Tips: Avoid green tea extract capsules: the studies that showed the above effects showed that brewed green tea was the most effective form. Drink about four cups per day. In the summer, brew up a batch of iced green tea.

Supplements You Don’t Want

1. L-Glutamine

Use: Theoretically helps repair your damaged muscles after a workout.

Why you don’t need it: You don’t work out hard enough.

What it is: Currently the most hyped supplement after creatine, L-glutamine replenishes an amino acid that helps rebuild your muscles when you’re injured or sick. However, with a balanced diet your body will manufacture enough of this amino acid on its own to perform the small repairs you need after a workout. Studies so far show that an L-glutamine supplement isn’t useful unless you’re doing extreme training for a bodybuilding competition or run marathons.

2. Nitric Oxide Booster

Use: Dilates your blood vessels to enable greater oxygen flow to your muscles.

Why you don’t need it: No proof that any oral supplement actually works to boost nitric oxide. It’s also a free radical.

What it is: Nitric oxide is a compound that helps relax blood vessel walls, helping them to dilate. This promotes blood flow, which promotes oxygenation of your muscles. Pricey supplements promoted to boost nitric oxide were the rage several years ago, but no studies have shown that the supplements actually do what they claim. (What does work to boost nitric oxide? Viagra.)

3. L-Carnitine

Use: Theoretically boosts performance, promotes energy and weight loss.

Why you don’t need it: No published scientific proof that it works.
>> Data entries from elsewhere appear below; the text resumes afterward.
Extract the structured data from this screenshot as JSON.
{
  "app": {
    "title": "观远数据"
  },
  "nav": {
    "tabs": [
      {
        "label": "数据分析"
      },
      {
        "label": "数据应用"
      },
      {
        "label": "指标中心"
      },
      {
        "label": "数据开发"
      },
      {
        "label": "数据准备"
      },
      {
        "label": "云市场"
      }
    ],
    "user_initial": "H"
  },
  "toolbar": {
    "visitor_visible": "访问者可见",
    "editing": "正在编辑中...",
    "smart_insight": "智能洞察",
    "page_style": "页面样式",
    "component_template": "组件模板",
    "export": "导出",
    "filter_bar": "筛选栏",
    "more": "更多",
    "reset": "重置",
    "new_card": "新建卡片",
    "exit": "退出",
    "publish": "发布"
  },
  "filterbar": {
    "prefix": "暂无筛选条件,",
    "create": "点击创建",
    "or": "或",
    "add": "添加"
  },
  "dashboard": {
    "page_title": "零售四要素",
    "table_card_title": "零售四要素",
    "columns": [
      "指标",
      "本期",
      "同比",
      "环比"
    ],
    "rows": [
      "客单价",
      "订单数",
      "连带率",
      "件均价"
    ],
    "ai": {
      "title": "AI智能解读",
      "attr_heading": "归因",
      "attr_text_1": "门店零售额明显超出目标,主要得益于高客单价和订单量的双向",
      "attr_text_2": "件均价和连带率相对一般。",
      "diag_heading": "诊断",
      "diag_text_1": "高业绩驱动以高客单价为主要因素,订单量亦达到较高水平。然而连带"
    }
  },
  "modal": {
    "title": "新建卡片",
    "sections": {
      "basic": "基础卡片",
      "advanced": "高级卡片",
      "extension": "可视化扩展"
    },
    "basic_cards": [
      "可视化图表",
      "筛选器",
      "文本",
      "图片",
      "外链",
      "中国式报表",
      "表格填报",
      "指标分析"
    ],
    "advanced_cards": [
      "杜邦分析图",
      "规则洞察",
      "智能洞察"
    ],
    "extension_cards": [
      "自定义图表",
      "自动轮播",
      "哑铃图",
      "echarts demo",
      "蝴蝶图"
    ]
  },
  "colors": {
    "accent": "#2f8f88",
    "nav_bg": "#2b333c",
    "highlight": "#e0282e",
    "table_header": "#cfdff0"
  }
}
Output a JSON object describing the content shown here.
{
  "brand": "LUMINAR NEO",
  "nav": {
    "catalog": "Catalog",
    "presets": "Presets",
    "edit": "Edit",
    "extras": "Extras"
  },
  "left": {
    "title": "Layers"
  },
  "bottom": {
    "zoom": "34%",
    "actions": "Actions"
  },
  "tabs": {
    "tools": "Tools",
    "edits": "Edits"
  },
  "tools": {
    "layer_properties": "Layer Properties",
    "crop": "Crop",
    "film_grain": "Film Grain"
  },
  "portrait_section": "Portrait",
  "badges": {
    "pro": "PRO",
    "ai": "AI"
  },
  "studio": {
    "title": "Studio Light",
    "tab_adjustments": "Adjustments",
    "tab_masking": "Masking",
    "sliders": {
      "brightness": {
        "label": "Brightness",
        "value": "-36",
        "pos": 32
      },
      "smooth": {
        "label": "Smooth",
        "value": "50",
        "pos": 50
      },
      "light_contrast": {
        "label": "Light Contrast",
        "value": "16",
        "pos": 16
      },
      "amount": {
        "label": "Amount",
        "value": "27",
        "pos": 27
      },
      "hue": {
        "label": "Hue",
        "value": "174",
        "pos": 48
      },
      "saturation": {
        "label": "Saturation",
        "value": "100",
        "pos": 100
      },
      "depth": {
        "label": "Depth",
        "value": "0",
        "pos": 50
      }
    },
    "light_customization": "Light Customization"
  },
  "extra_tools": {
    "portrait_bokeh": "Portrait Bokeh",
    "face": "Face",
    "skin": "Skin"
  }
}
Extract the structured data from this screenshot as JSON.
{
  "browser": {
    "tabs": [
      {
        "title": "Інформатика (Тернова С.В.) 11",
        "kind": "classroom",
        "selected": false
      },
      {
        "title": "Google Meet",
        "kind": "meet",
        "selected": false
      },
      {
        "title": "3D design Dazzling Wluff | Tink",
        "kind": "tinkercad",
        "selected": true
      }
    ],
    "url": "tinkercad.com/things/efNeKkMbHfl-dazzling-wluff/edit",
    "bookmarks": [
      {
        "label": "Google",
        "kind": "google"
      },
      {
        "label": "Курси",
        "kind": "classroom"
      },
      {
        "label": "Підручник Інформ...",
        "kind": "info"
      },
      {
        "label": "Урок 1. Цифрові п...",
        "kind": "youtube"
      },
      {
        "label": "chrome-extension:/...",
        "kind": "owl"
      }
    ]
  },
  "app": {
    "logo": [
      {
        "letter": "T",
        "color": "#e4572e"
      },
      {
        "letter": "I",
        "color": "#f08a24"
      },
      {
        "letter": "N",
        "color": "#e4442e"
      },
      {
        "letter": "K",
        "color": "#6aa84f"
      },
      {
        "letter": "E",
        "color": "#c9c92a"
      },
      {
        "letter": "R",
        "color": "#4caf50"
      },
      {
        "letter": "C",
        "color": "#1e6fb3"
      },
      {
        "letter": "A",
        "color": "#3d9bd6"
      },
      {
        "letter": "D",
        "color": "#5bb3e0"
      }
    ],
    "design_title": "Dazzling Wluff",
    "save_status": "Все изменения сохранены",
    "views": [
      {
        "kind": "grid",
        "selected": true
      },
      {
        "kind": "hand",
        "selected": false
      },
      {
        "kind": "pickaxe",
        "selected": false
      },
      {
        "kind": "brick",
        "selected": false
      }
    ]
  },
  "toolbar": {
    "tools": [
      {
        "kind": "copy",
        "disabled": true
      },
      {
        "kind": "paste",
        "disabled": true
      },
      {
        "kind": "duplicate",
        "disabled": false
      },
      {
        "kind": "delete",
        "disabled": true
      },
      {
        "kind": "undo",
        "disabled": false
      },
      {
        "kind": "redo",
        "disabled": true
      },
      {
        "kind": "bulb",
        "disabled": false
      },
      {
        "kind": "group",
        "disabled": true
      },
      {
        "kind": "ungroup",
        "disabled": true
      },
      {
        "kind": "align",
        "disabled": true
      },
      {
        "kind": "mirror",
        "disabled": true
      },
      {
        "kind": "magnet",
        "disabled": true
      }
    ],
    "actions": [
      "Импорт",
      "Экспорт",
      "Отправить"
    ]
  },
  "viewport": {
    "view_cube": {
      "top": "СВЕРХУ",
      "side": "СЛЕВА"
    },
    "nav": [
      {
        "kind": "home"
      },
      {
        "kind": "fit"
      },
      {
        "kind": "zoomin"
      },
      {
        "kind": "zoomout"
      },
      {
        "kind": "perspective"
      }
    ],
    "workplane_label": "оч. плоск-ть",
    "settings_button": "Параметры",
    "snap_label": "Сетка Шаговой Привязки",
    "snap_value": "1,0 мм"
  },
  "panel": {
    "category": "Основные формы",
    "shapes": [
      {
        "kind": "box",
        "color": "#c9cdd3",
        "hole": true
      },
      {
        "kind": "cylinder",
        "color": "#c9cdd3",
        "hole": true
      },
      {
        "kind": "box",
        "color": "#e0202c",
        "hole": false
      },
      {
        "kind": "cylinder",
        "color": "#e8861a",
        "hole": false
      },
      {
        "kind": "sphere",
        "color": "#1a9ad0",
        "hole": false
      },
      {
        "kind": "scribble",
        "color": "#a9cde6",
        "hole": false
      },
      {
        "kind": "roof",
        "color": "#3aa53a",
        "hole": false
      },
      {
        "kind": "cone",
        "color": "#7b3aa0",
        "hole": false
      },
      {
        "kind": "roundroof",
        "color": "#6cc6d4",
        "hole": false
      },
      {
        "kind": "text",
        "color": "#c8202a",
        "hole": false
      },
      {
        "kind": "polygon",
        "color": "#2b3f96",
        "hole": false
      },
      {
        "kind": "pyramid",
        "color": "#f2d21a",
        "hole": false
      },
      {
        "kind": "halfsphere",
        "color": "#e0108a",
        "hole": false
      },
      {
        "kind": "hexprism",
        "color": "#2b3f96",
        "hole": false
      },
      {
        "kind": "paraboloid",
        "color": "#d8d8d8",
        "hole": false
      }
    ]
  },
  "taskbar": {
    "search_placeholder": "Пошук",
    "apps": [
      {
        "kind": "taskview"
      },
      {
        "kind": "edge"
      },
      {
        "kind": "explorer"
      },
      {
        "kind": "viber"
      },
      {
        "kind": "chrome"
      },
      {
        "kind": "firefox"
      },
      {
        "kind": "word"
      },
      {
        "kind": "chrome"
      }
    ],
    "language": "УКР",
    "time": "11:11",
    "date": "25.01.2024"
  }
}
What it is: Another amino acid like L-glutamine and found in large amounts in red meat like creatine, L-carnitine actually has promising initial findings for men suffering from angina, peripheral vascular disease and even erectile dysfunction. But the news for our fitness program is bad: a recent study showed no weight-loss benefit, and claims of performance enhancement have still not been backed up by science.

4. Human Growth Hormone/Testosterone Supplements

Use: Billed as over-the-counter versions of super-powerful banned performance enhancing drugs.

Why you don’t need them: Snake oil.

What it is: Okay, I cheated here, but these two are very similar. Both HGH and prescription steroids are actual hormones that have been proven to help muscles grow, build stronger bones, and fail sports drug tests. However, the versions you can buy over the counter or Internet are to these controlled substances as a 7-Eleven Slurpee brain freeze is to LSD. What you generally get in over-the-counter HGH and testosterone-boosting supplements is a “precursor”: a substance that theoretically works chemical magic to stimulate the organ that produces HGH or testosterone. At best they’re unproven, at worst independent lab tests have shown such miniscule amounts of the “active” ingredients that you’d get more benefit from a sugar pill.

Also, any substance judged to even remotely boost testosterone has been outlawed from over-the-counter sales (even though many of those were never proven), in effect giving the government’s seal of approval that the stuff advertised in Muscle & Fitness won’t work.

To sum up, there are no cheats to a better physique – science has shown that. Now go get your workout on.